Monday, October 13, 2014

Job 17-18

(October 13, 2014)
                When I read Job, I am always struggling to understand what exactly is so wrong with the friends that causes the Lord to criticize them in the end.  Yes, their ‘punishment’ is a sacrifice to draw them closer to the Lord, but it is also clear that their arguments are inappropriate.

                For a long time, I think my thoughts were that what they were doing was wrong because they were relying on an intellectual approach to the Gospel (not called the Gospel at the time of Job, of course).  They were arguing as sophists, such that even though their arguments were mostly correct, they had been reached the wrong way and thus were in error in minor (but significant) ways.

                But this time, I am thinking that there is something altogether different which is the cause of their error.  These men – men clearly well-versed in the Lord’s Law – sought to bring Job into compliance with what they thought was correct through confrontation rather than persuasion.  They told Job he was incorrect, and fought against him through their words.

                Knowing what we know about contention, even if we are right if we pursue that ‘rightness’ through contention the Spirit will leave us and we will be lost.  This is such a hard lesson to internalize, but I think this is the primary fault of the three friends who advise Job.  If they sat to teach (or even just to comfort), rather than sat to win, they would be in a much better place.

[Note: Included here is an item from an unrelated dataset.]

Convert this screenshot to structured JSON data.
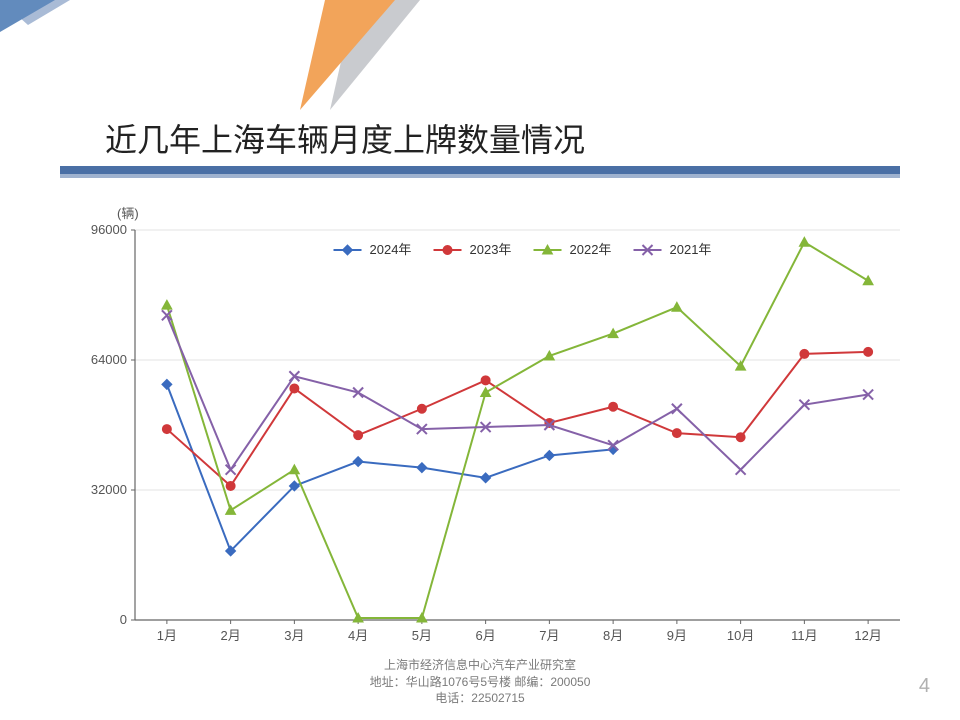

                The other thought that I had was on the language that he with a clean heart will grow stronger and stronger.  For a long time, when I was trapped in sin, I looked at a ‘clean heart’ as the end goal.  If I could overcome my sins and escape the clutches of my worst weaknesses, I would be good.  That was the goal.  But as I have finally escaped, I realize that being clean is not the goal, it is the starting point.  Since I have become clean, I have found the Lord working with and through me far more than at any point when I was unclean.  I have more spiritual experiences in a month now than I did in years before.  I understand the concept of righteousness bubbling up like a well, because I feel that in my life.  Rather than each day, my efforts only going towards fending off the destruction of my soul through sin, my efforts are finally building something – changing me, changing my nature, increasing my capacity, and increasing those characteristics that I have long desired to develop.